Maman fronce ses sombres sourcils. Mais je ne détourne pas mon regard et s'en suit une bataille d'yeux. Finalement, je cède dans un soupir et disparaît dans ma chambre. Que vont dire Isak et Azel ? Ils vont croire que je les abandonne alors que ce n'est pas vrai. Je pense très fort à eux.

Maman peut quand même être insupportable ! Elle n'a donc pas pitié de moi ? Avant de rencontrer Azel, avant que mes parents ne m'autorisent à quitter le palais, j'errais tristement entre ma chambre et la bibliothèque. On ne devrait pas avoir le droit de s'ennuyer quand on est jeune. Quelquefois, je jouais avec May dans la cour du palais. J'essayais de lui apprendre des jeux de grands. Mais elle était bien trop sotte, c'est nul.

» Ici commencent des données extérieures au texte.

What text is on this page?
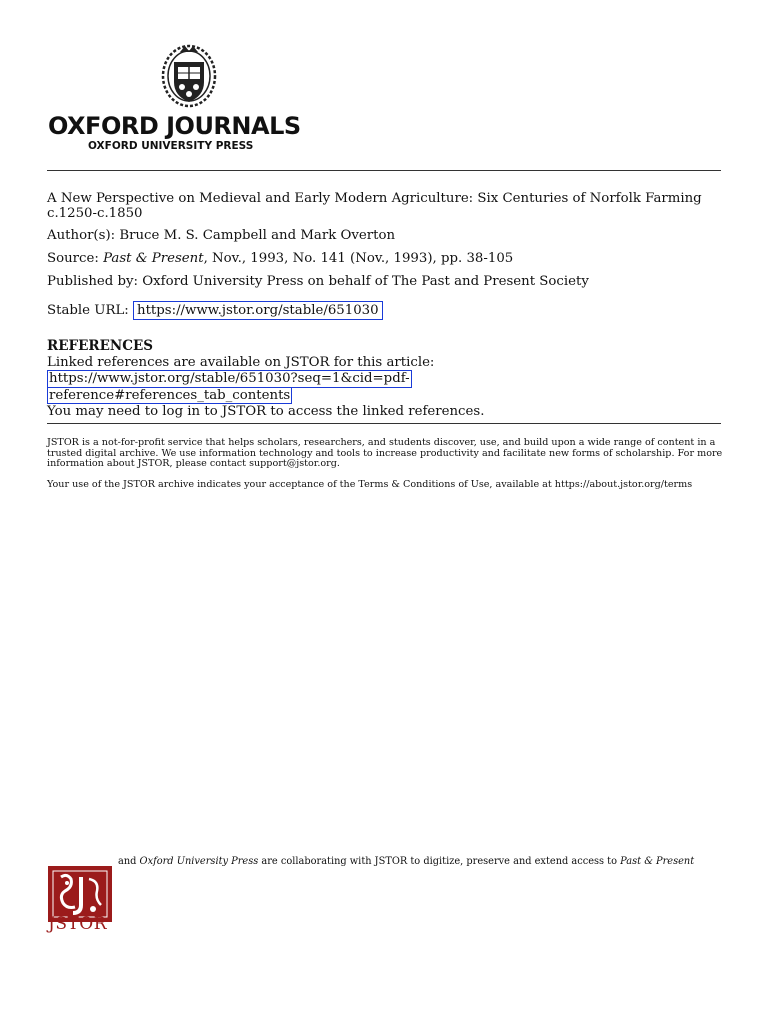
OXFORD JOURNALS
OXFORD UNIVERSITY PRESS

A New Perspective on Medieval and Early Modern Agriculture: Six Centuries of Norfolk Farming c.1250-c.1850

Author(s): Bruce M. S. Campbell and Mark Overton
Source: Past & Present, Nov., 1993, No. 141 (Nov., 1993), pp. 38-105
Published by: Oxford University Press on behalf of The Past and Present Society
Stable URL: https://www.jstor.org/stable/651030
REFERENCES
Linked references are available on JSTOR for this article:
https://www.jstor.org/stable/651030?seq=1&cid=pdf-
reference#references_tab_contents
You may need to log in to JSTOR to access the linked references.

JSTOR is a not-for-profit service that helps scholars, researchers, and students discover, use, and build upon a wide range of content in a trusted digital archive. We use information technology and tools to increase productivity and facilitate new forms of scholarship. For more information about JSTOR, please contact support@jstor.org.

Your use of the JSTOR archive indicates your acceptance of the Terms & Conditions of Use, available at https://about.jstor.org/terms

JSTOR
and Oxford University Press are collaborating with JSTOR to digitize, preserve and extend access to Past & Present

Lire ? Jouer à la marelle avec May ? Dessiner ? Dormir ?

Oh pourquoi rien ne me tente ? Je tourne en rond dans ma chambre depuis déjà quelques temps. Mais cela ne fait que quelques instants. Le temps passe lentement...

Je veux jouer avec un ami. Point.

Toc toc...

Maman entre, la mine un peu embarassée. May la suit en sautillant. Furieuse, je leur tourne le dos et croise mes bras. Maman ne doit pas apprécier mon comportement mais tant pis.

- Perle ?

Je ne réponds pas, ne me retourne pas.

- Perle ?

Je boude.

- Perle !

May vient me tirer le bras. Ce petit geste me fait échapper un sourire que maman attrape. Je me retourne tout à fait.

- Ah enfin ! Est-ce cela te dirait de nous rendre en cuisine toutes les trois pour composer le repas de ce midi ?

- Cuisiner ?

Maman me surprendra toujours. C'est pour cela que je l'aime. Dans l'instant, oubliées les sorties en ville, seule ma famille compte. J'acquiesce joyeusement et cours me jeter dans ses bras.

Quelques temps plus tard, vêtues de tabliers rose bonbon et vert à pois violet trois fois trop grands pour nous, nous descendons dans les cuisines. Des éclats de rire...

- Mesdames et messieurs les cuisiniers ! S'exclame alors maman. Grand chef, tout d'abord, nous aurions expressément besoin de votre aide pour nos amusements. Et pour tous les autres qui devaient préparer le prochain repas pour la famille royale, vous avez votre congé.

Plus de la moitié de la pièce laisse échapper un cri surpris et joyeux avant de remercier chaleureusement maman et de quitter le palais.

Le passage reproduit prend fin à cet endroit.